Nel 2016 Peter Kamaras ha scelto però di ridurre gli impegni. Non tanto quelli legati al poker, al contrario perché ha venduto le sue attività e adesso, per quanto riguarda il lavoro, si limita a fare qualche consulenza. Il resto del tempo è in buona parte dedicato al poker: “E’ il mio vero hobby, mi tiene il cervello attivo anche perché gioco molto meno a scacchi, solo alcune partite online“.

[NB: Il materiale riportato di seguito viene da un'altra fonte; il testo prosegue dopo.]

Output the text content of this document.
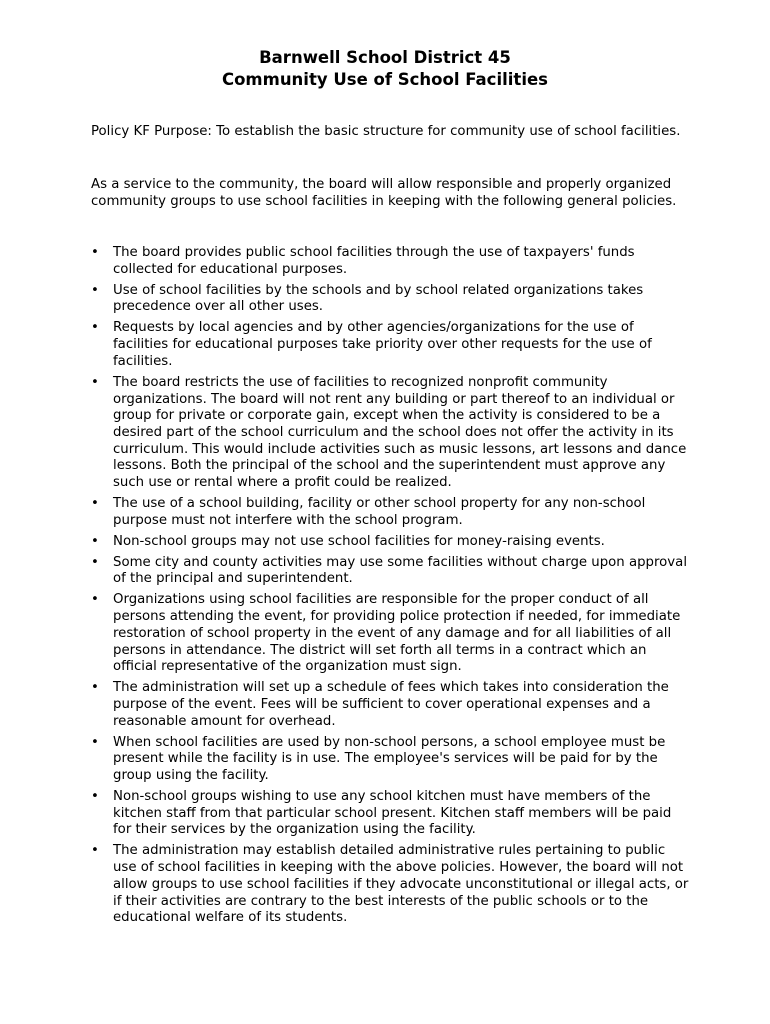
Barnwell School District 45
Community Use of School Facilities
Policy KF Purpose: To establish the basic structure for community use of school facilities.
As a service to the community, the board will allow responsible and properly organized community groups to use school facilities in keeping with the following general policies.
• The board provides public school facilities through the use of taxpayers' funds collected for educational purposes.
• Use of school facilities by the schools and by school related organizations takes precedence over all other uses.
• Requests by local agencies and by other agencies/organizations for the use of facilities for educational purposes take priority over other requests for the use of facilities.
• The board restricts the use of facilities to recognized nonprofit community organizations. The board will not rent any building or part thereof to an individual or group for private or corporate gain, except when the activity is considered to be a desired part of the school curriculum and the school does not offer the activity in its curriculum. This would include activities such as music lessons, art lessons and dance lessons. Both the principal of the school and the superintendent must approve any such use or rental where a profit could be realized.
• The use of a school building, facility or other school property for any non-school purpose must not interfere with the school program.
• Non-school groups may not use school facilities for money-raising events.
• Some city and county activities may use some facilities without charge upon approval of the principal and superintendent.
• Organizations using school facilities are responsible for the proper conduct of all persons attending the event, for providing police protection if needed, for immediate restoration of school property in the event of any damage and for all liabilities of all persons in attendance. The district will set forth all terms in a contract which an official representative of the organization must sign.
• The administration will set up a schedule of fees which takes into consideration the purpose of the event. Fees will be sufficient to cover operational expenses and a reasonable amount for overhead.
• When school facilities are used by non-school persons, a school employee must be present while the facility is in use. The employee's services will be paid for by the group using the facility.
• Non-school groups wishing to use any school kitchen must have members of the kitchen staff from that particular school present. Kitchen staff members will be paid for their services by the organization using the facility.
• The administration may establish detailed administrative rules pertaining to public use of school facilities in keeping with the above policies. However, the board will not allow groups to use school facilities if they advocate unconstitutional or illegal acts, or if their activities are contrary to the best interests of the public schools or to the educational welfare of its students.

Ma in termini di divertimento quale “epoca” del poker è la migliore? Quella del boom o l’attuale? “Nessun dubbio: il poker dei primi anni duemila era più divertente. Il livello era inferiore e questo creava situazioni più spettacolari. Ovviamente era anche più facile vincere. Ma soprattutto l’atteggiamento generale dei player era più rilassato. In un certo la maggiore professionalità – e abilità – che c’è oggi, ha reso il poker meno divertente, meno gioco“.
La colpa, ma anche il merito se si capovolge il quadro, è di internet (e del coaching in particolare) che ha diffuso la conoscenza tecnica del gioco. Al tempo stesso ha ridotto il numero dei giocatori.
La domanda allora sorge spontanea:si può tornare alla “golden age” del poker?
IL FUTURO
Anche su questo punto Peter Kamaras ha le idee chiare.
“Da anni si dice che il poker è destinato a finire, ma in realtà questo non succede mai. Basta guardare i numeri qui a Praga (l’EPT Eureka è iniziato da due giorni, ndr) non sembra proprio. E lo stesso è successo un paio di anni fa, quando alle WSOP hanno fatto un Colossus da 2k entries. Sono cicli, periodi di discesa seguiti dalla risalita. Mode che cambiano“.
C’è però un punto che sta molto a cuore al giocatore magiaro. “Credo che l’utilizzo dell’I.A. sia l’aspetto più negativo di questi anni: i software stanno in parte uccidendo il divertimento nel gioco. L’estremizzazione di concetti legati alla GTO spostano l’attenzione dal gioco in sé, che è fatto di persone e di rapporti umani, al meccanismo per batterlo“.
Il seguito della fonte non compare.